Fuzzy linguistic descriptions for execution trace comprehension and their application in an introductory course in artificial intelligence
2019, Rubio-Manzano, Clemente, Lermanda-Senoceaín, Tomás, Martinez-Araneda, Claudia, Vidal-Castro, Christian, Segura-Navarrete, Alejandra
Execution traces comprehension is an important topic in computer science since it allows software engineers to get a better understanding of the system behavior. However, traces are usually very large and hence they are difficult to interpret. Parallel, execution traces comprehension is a very important topic into the algorithms learning courses since it allows students to get a better understanding of the algorithm behavior. Therefore, there is a need to investigate ways to help students (and teachers) find and understand important information conveyed in a trace despite the trace being massive. In this paper, we propose a new approximation for execution traces comprehension based on fuzzy linguistic descriptions.
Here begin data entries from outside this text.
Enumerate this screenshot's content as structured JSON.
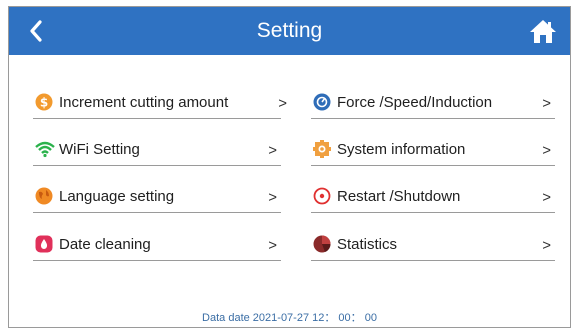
{
  "header": {
    "title": "Setting",
    "back_icon": "chevron-left-icon",
    "home_icon": "home-icon",
    "bar_color": "#2f72c2"
  },
  "menu": {
    "left": [
      {
        "label": "Increment cutting amount",
        "icon": "coin-icon",
        "icon_color": "#f29a2e",
        "chevron": ">"
      },
      {
        "label": "WiFi Setting",
        "icon": "wifi-icon",
        "icon_color": "#2bb24c",
        "chevron": ">"
      },
      {
        "label": "Language setting",
        "icon": "globe-icon",
        "icon_color": "#f08a24",
        "chevron": ">"
      },
      {
        "label": "Date cleaning",
        "icon": "drop-icon",
        "icon_color": "#e0305a",
        "chevron": ">"
      }
    ],
    "right": [
      {
        "label": "Force /Speed/Induction",
        "icon": "gauge-icon",
        "icon_color": "#2f6db8",
        "chevron": ">"
      },
      {
        "label": "System information",
        "icon": "gear-icon",
        "icon_color": "#f0a040",
        "chevron": ">"
      },
      {
        "label": "Restart /Shutdown",
        "icon": "power-icon",
        "icon_color": "#e03030",
        "chevron": ">"
      },
      {
        "label": "Statistics",
        "icon": "pie-chart-icon",
        "icon_color": "#8a2a2a",
        "chevron": ">"
      }
    ]
  },
  "footer": {
    "text": "Data date 2021-07-27 12： 00： 00"
  }
}
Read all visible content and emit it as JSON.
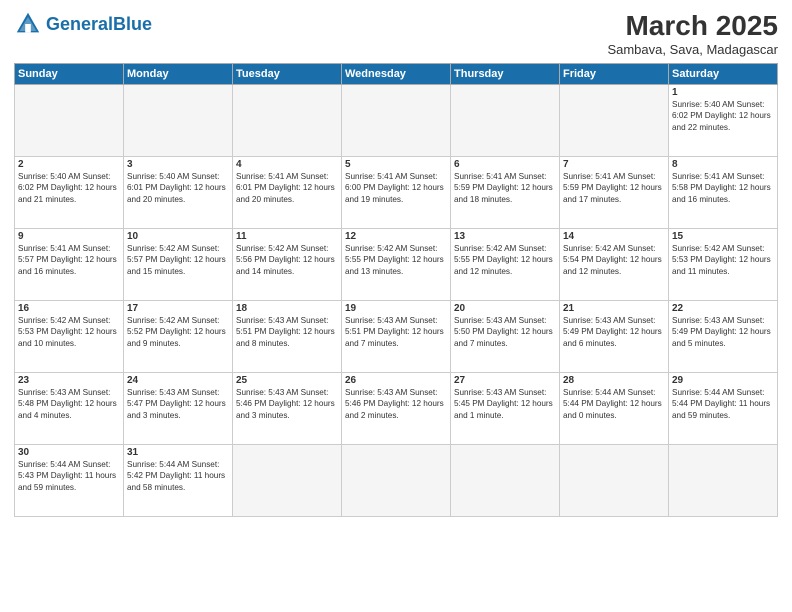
{
  "header": {
    "logo_general": "General",
    "logo_blue": "Blue",
    "month_title": "March 2025",
    "subtitle": "Sambava, Sava, Madagascar"
  },
  "weekdays": [
    "Sunday",
    "Monday",
    "Tuesday",
    "Wednesday",
    "Thursday",
    "Friday",
    "Saturday"
  ],
  "weeks": [
    [
      {
        "day": "",
        "info": ""
      },
      {
        "day": "",
        "info": ""
      },
      {
        "day": "",
        "info": ""
      },
      {
        "day": "",
        "info": ""
      },
      {
        "day": "",
        "info": ""
      },
      {
        "day": "",
        "info": ""
      },
      {
        "day": "1",
        "info": "Sunrise: 5:40 AM\nSunset: 6:02 PM\nDaylight: 12 hours and 22 minutes."
      }
    ],
    [
      {
        "day": "2",
        "info": "Sunrise: 5:40 AM\nSunset: 6:02 PM\nDaylight: 12 hours and 21 minutes."
      },
      {
        "day": "3",
        "info": "Sunrise: 5:40 AM\nSunset: 6:01 PM\nDaylight: 12 hours and 20 minutes."
      },
      {
        "day": "4",
        "info": "Sunrise: 5:41 AM\nSunset: 6:01 PM\nDaylight: 12 hours and 20 minutes."
      },
      {
        "day": "5",
        "info": "Sunrise: 5:41 AM\nSunset: 6:00 PM\nDaylight: 12 hours and 19 minutes."
      },
      {
        "day": "6",
        "info": "Sunrise: 5:41 AM\nSunset: 5:59 PM\nDaylight: 12 hours and 18 minutes."
      },
      {
        "day": "7",
        "info": "Sunrise: 5:41 AM\nSunset: 5:59 PM\nDaylight: 12 hours and 17 minutes."
      },
      {
        "day": "8",
        "info": "Sunrise: 5:41 AM\nSunset: 5:58 PM\nDaylight: 12 hours and 16 minutes."
      }
    ],
    [
      {
        "day": "9",
        "info": "Sunrise: 5:41 AM\nSunset: 5:57 PM\nDaylight: 12 hours and 16 minutes."
      },
      {
        "day": "10",
        "info": "Sunrise: 5:42 AM\nSunset: 5:57 PM\nDaylight: 12 hours and 15 minutes."
      },
      {
        "day": "11",
        "info": "Sunrise: 5:42 AM\nSunset: 5:56 PM\nDaylight: 12 hours and 14 minutes."
      },
      {
        "day": "12",
        "info": "Sunrise: 5:42 AM\nSunset: 5:55 PM\nDaylight: 12 hours and 13 minutes."
      },
      {
        "day": "13",
        "info": "Sunrise: 5:42 AM\nSunset: 5:55 PM\nDaylight: 12 hours and 12 minutes."
      },
      {
        "day": "14",
        "info": "Sunrise: 5:42 AM\nSunset: 5:54 PM\nDaylight: 12 hours and 12 minutes."
      },
      {
        "day": "15",
        "info": "Sunrise: 5:42 AM\nSunset: 5:53 PM\nDaylight: 12 hours and 11 minutes."
      }
    ],
    [
      {
        "day": "16",
        "info": "Sunrise: 5:42 AM\nSunset: 5:53 PM\nDaylight: 12 hours and 10 minutes."
      },
      {
        "day": "17",
        "info": "Sunrise: 5:42 AM\nSunset: 5:52 PM\nDaylight: 12 hours and 9 minutes."
      },
      {
        "day": "18",
        "info": "Sunrise: 5:43 AM\nSunset: 5:51 PM\nDaylight: 12 hours and 8 minutes."
      },
      {
        "day": "19",
        "info": "Sunrise: 5:43 AM\nSunset: 5:51 PM\nDaylight: 12 hours and 7 minutes."
      },
      {
        "day": "20",
        "info": "Sunrise: 5:43 AM\nSunset: 5:50 PM\nDaylight: 12 hours and 7 minutes."
      },
      {
        "day": "21",
        "info": "Sunrise: 5:43 AM\nSunset: 5:49 PM\nDaylight: 12 hours and 6 minutes."
      },
      {
        "day": "22",
        "info": "Sunrise: 5:43 AM\nSunset: 5:49 PM\nDaylight: 12 hours and 5 minutes."
      }
    ],
    [
      {
        "day": "23",
        "info": "Sunrise: 5:43 AM\nSunset: 5:48 PM\nDaylight: 12 hours and 4 minutes."
      },
      {
        "day": "24",
        "info": "Sunrise: 5:43 AM\nSunset: 5:47 PM\nDaylight: 12 hours and 3 minutes."
      },
      {
        "day": "25",
        "info": "Sunrise: 5:43 AM\nSunset: 5:46 PM\nDaylight: 12 hours and 3 minutes."
      },
      {
        "day": "26",
        "info": "Sunrise: 5:43 AM\nSunset: 5:46 PM\nDaylight: 12 hours and 2 minutes."
      },
      {
        "day": "27",
        "info": "Sunrise: 5:43 AM\nSunset: 5:45 PM\nDaylight: 12 hours and 1 minute."
      },
      {
        "day": "28",
        "info": "Sunrise: 5:44 AM\nSunset: 5:44 PM\nDaylight: 12 hours and 0 minutes."
      },
      {
        "day": "29",
        "info": "Sunrise: 5:44 AM\nSunset: 5:44 PM\nDaylight: 11 hours and 59 minutes."
      }
    ],
    [
      {
        "day": "30",
        "info": "Sunrise: 5:44 AM\nSunset: 5:43 PM\nDaylight: 11 hours and 59 minutes."
      },
      {
        "day": "31",
        "info": "Sunrise: 5:44 AM\nSunset: 5:42 PM\nDaylight: 11 hours and 58 minutes."
      },
      {
        "day": "",
        "info": ""
      },
      {
        "day": "",
        "info": ""
      },
      {
        "day": "",
        "info": ""
      },
      {
        "day": "",
        "info": ""
      },
      {
        "day": "",
        "info": ""
      }
    ]
  ]
}
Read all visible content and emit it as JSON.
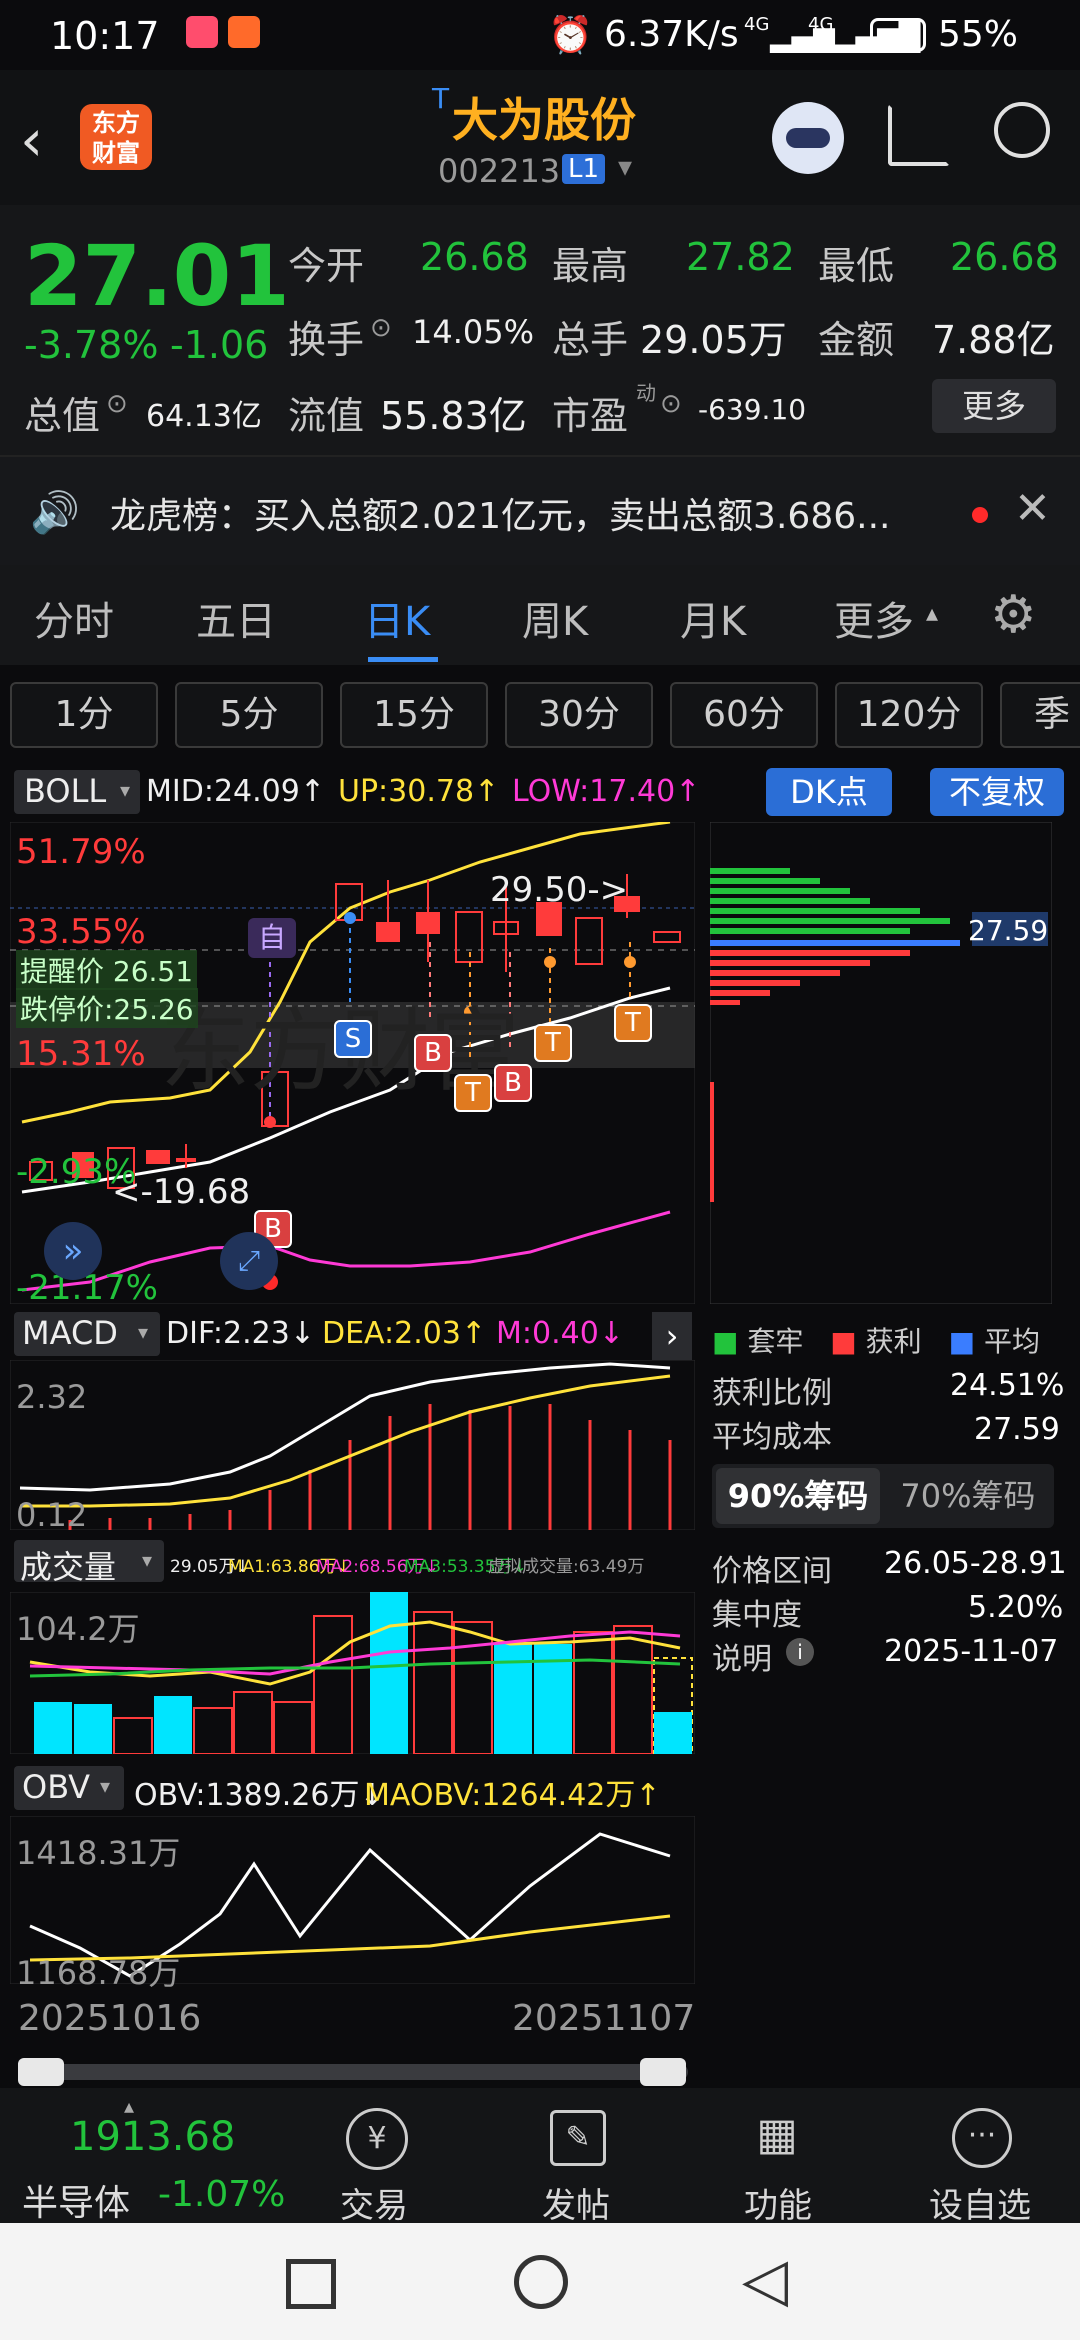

A new methodology and a data-driven architecture based on linguistic modelling of complex phenomenon are presented and explained. In particular, they are applied to automatically generate linguistic reports from execution traces generated during the execution of algorithm implemented by the students of an introductory course of artificial intelligence. To the best of our knowledge, it is the first time that linguistic modelling of complex phenomenon is applied to execution traces comprehension. Throughout the article, it is shown how this kind of technology can be employed as a useful computer-assisted assessment tool that provides students and teachers with technical, immediate and personalised feedback about the algorithms that are being studied and implemented. At the same time, they provide us with two useful applications: they are an indispensable pedagogical resource for improving comprehension of execution traces, and they play an important role in the process of measuring and evaluating the “believability” of the agents implemented. To show and explore the possibilities of this new technology, a web platform has been designed and implemented by one of the authors, and it has been incorporated into the process of assessment of an introductory artificial intelligence course. Finally, an empirical evaluation to confirm our hypothesis was performed and a survey directed to the students was carried out to measure the quality of the learning-teaching process by using this methodology enriched with fuzzy linguistic descriptions.